March 15, 2026 / 1:35 PM EDT / CBS News
The Israeli military said Sunday that the brother of Ayman Mohamad Ghazali, who is accused of carrying out last week's attack at a Michigan synagogue , was a Hezbollah commander who was "eliminated" in a strike last week.
In a statement on social media , the Israel Defense Forces said Ibrahim Muhammad Ghazali was responsible for managing weapons operations for the unit within the U.S.-designated terrorist group.
"The unit is responsible for launching hundreds of rockets toward Israeli civilians throughout the war," the IDF said, adding Ibrahim Ghazali was killed in an airstrike on a Hezbollah military structure.
A freelance journalist working for CBS News in Lebanon was told by sources there that the two brothers were both members of a Hezbollah rocket unit in southern Lebanon.
The FBI's Detroit office, which is investigating the attack at the synagogue, declined to comment to CBS News on the claims by Israel's military about Ibrahim Ghazali.

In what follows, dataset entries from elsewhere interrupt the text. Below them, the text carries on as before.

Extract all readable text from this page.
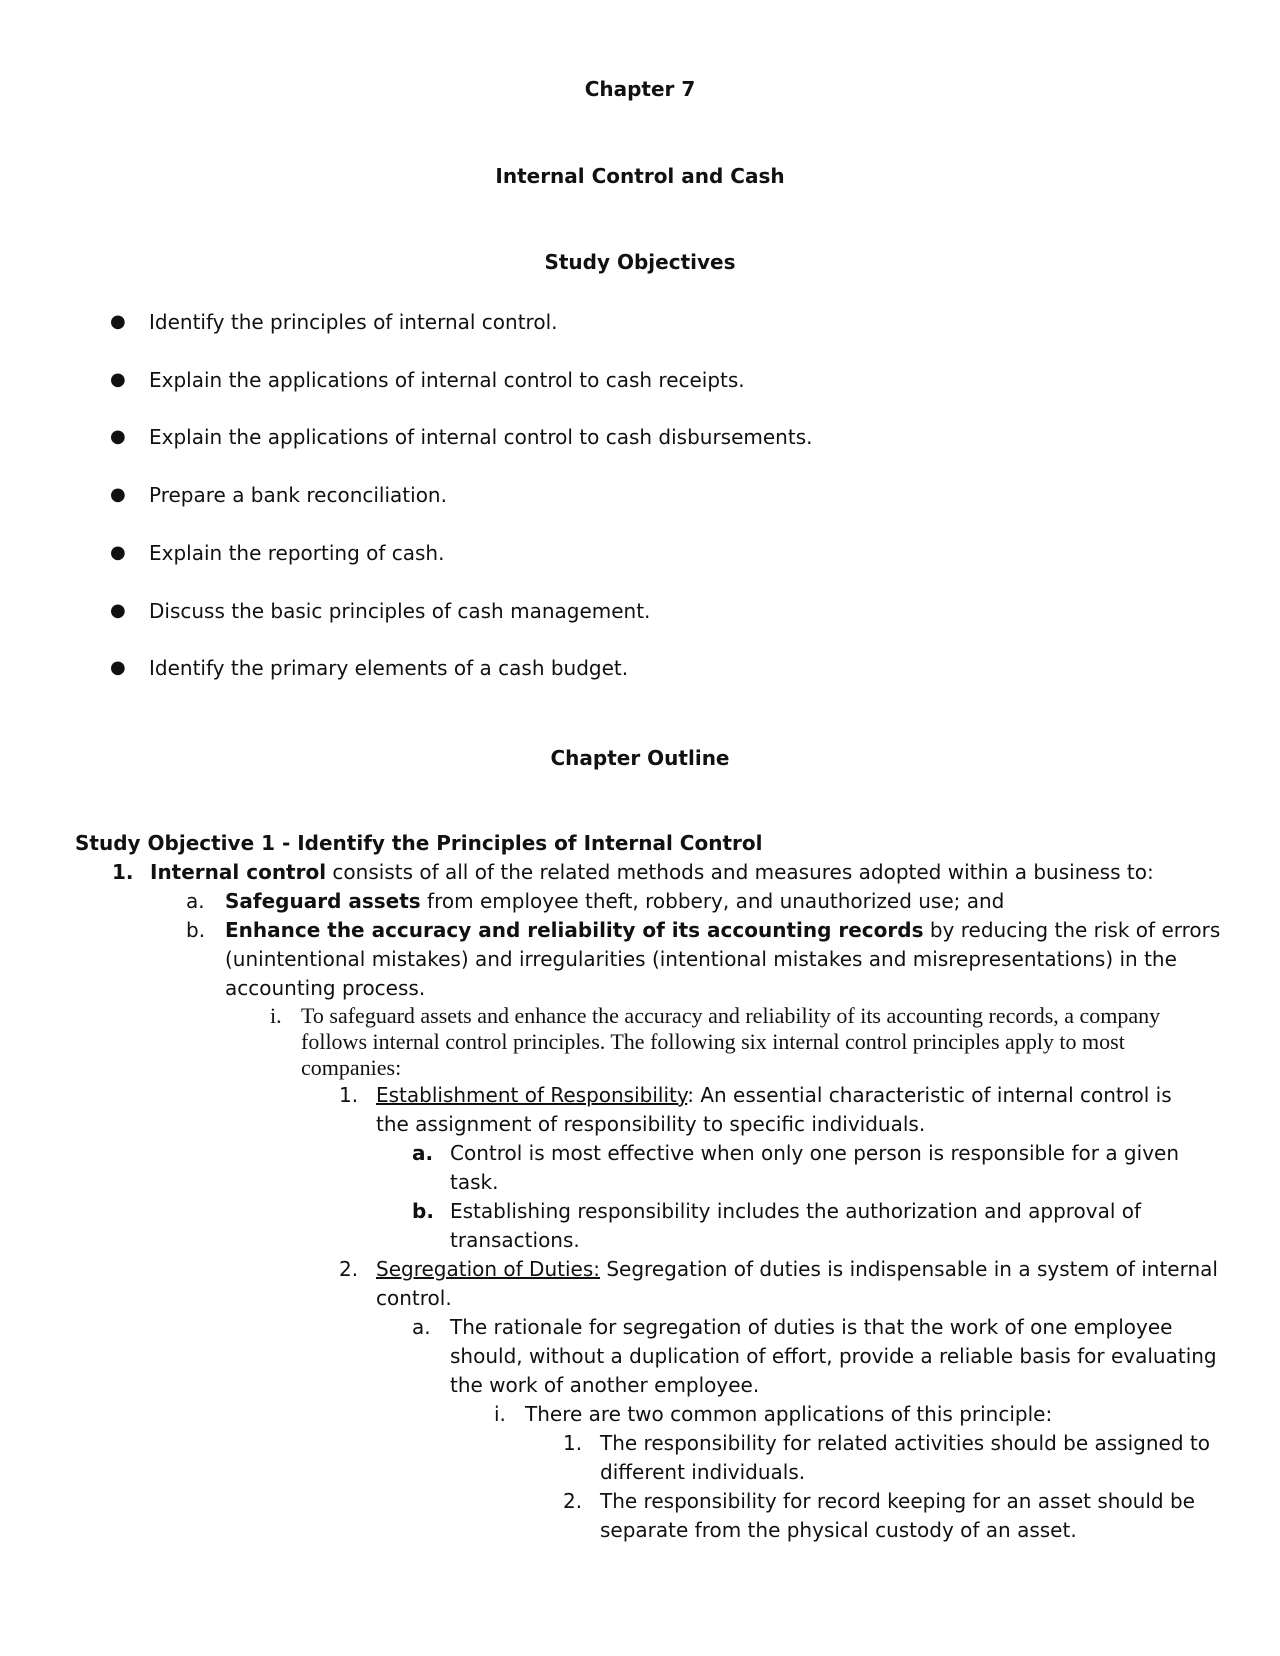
Chapter 7
Internal Control and Cash
Study Objectives
● Identify the principles of internal control.
● Explain the applications of internal control to cash receipts.
● Explain the applications of internal control to cash disbursements.
● Prepare a bank reconciliation.
● Explain the reporting of cash.
● Discuss the basic principles of cash management.
● Identify the primary elements of a cash budget.
Chapter Outline
Study Objective 1 - Identify the Principles of Internal Control
1. Internal control consists of all of the related methods and measures adopted within a business to:
a. Safeguard assets from employee theft, robbery, and unauthorized use; and
b. Enhance the accuracy and reliability of its accounting records by reducing the risk of errors
(unintentional mistakes) and irregularities (intentional mistakes and misrepresentations) in the
accounting process.
i. To safeguard assets and enhance the accuracy and reliability of its accounting records, a company
follows internal control principles. The following six internal control principles apply to most
companies:
1. Establishment of Responsibility: An essential characteristic of internal control is
the assignment of responsibility to specific individuals.
a. Control is most effective when only one person is responsible for a given
task.
b. Establishing responsibility includes the authorization and approval of
transactions.
2. Segregation of Duties: Segregation of duties is indispensable in a system of internal
control.
a. The rationale for segregation of duties is that the work of one employee
should, without a duplication of effort, provide a reliable basis for evaluating
the work of another employee.
i. There are two common applications of this principle:
1. The responsibility for related activities should be assigned to
different individuals.
2. The responsibility for record keeping for an asset should be
separate from the physical custody of an asset.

"Out of respect for the ongoing investigation, we will continue to refrain from commenting on its substance," FBI spokesman Jordan Hall said in an email Sunday.
Ayman Ghazali , a 41-year-old Lebanese-born U.S.
citizen, is accused of ramming a truck into Temple Israel synagogue outside Detroit on Thursday after learning that four of his family members had been killed in an Israeli strike in Lebanon, officials said.
Ayman Ghazali waited in his car outside Temple Israel for about two hours with a rifle, commercial-grade fireworks and jugs of liquid believed to be gasoline, before crashing into the building where more than a hundred children were attending classes, according to authorities.
He started firing his gun through the windshield, exchanging fire with an armed security guard.
He died by suicide after he got stuck in his vehicle and the engine caught fire, FBI Special Agent in Charge Jennifer Runyan said on Friday.
No one else was killed in the attack, officials said, but a security guard was injured, and dozens of law enforcement officers were treated for smoke inhalation.
The FBI called it a "targeted act of violence against the Jewish community."
The attack on the Michigan synagogue took place on the same day as a former Army National Guard member, who served years in prison for attempting to aid the Islamic State, opened fire on a classroom at Old Dominion University in Virginia, killing one person and wounding two others.